Scope 1 and 2 emissions are those for which an organisation is directly and indirectly responsible. Scope 3 emissions are those that occur up and down a company’s supply chain, and can account for up to 80% of total emissions.
“If heavy industry fails to decarbonise then all others fail,” the report says.
It adds that the heart of this problem is “a vicious cycle of inaction”, and continues: “Heavy industry’s lack of progress has created a choke point in global decarbonisation. Investment and innovation have the potential to reduce decarbonisation costs, but these investments simply aren’t happening at the scale or pace net zero requires.”
Accenture: Value chain not working together on emissions
Accenture says the reason for this is that “the value chain is not collectively working together”, and blames leaders “focusing on their own organisations rather than actively working across the wider value chain”.

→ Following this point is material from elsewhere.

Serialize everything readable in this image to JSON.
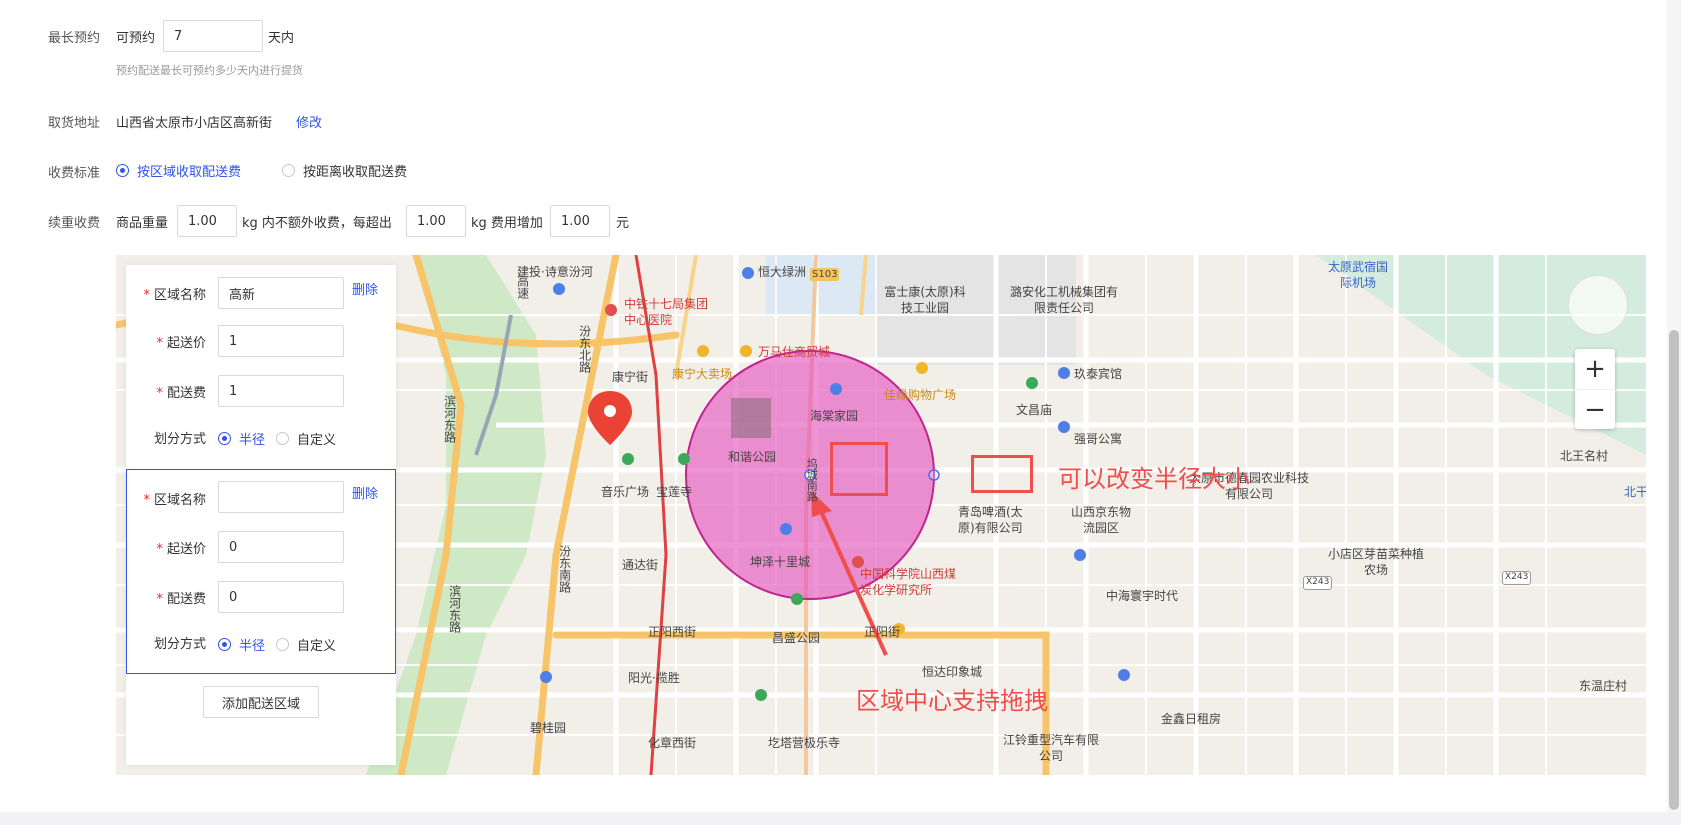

This, it says, has created an “investment standoff”, with all parties “waiting for others to move first”.
“Delivering on net-zero goals must be a collective endeavour,” stresses the report. “It starts when there is cooperation between heavy industry and oil, gas and power and their customers down the supply chain."
Headline findings from the report include
- Just 5% of oil, gas, and power providers say they expect to shift from decarbonising their own business to support the decarbonisation of heavy industry before 2043.
- Almost two-thirds (63%) of heavy industry executives do not see priority decarbonisation measures to be economically attractive before 2030.
- Virtually all (95%) of heavy industry executives believe it will take more than 20 years to deliver net-zero products at close to price parity with high-carbon alternatives.
- The vast majority (80%) of heavy industry executives believe a price premium of 20% is necessary for low-carbon products and services to compete with high-carbon alternatives over the coming five to 10 years.
But Accenture insists that there “is a clear path to industrial decarbonisation”, adding that by working together industries can “create the confidence needed to unlock investment and innovation and bring down costs”.
Among its recommendations are for heavy industry to:
- Target green premiums to finance the initial phase of industrial decarbonisation.
- Accelerate scaling low-carbon power and hydrogen to guarantee affordable, secure supply.
- Drive down the capital and operating expenses of low-carbon infrastructure.
- Establish a virtuous cycle of collective action.
Accenture says: “Industries can collectively make meaningful progress in just three years with a focus on the right actions.
“To do this they must focus on resolving a small number of the most difficult barriers to decarbonisation.
“Tackling these barriers in the next three years will set heavy industry on the right path to decarbonisation and accelerate the world’s progress toward its net-zero targets.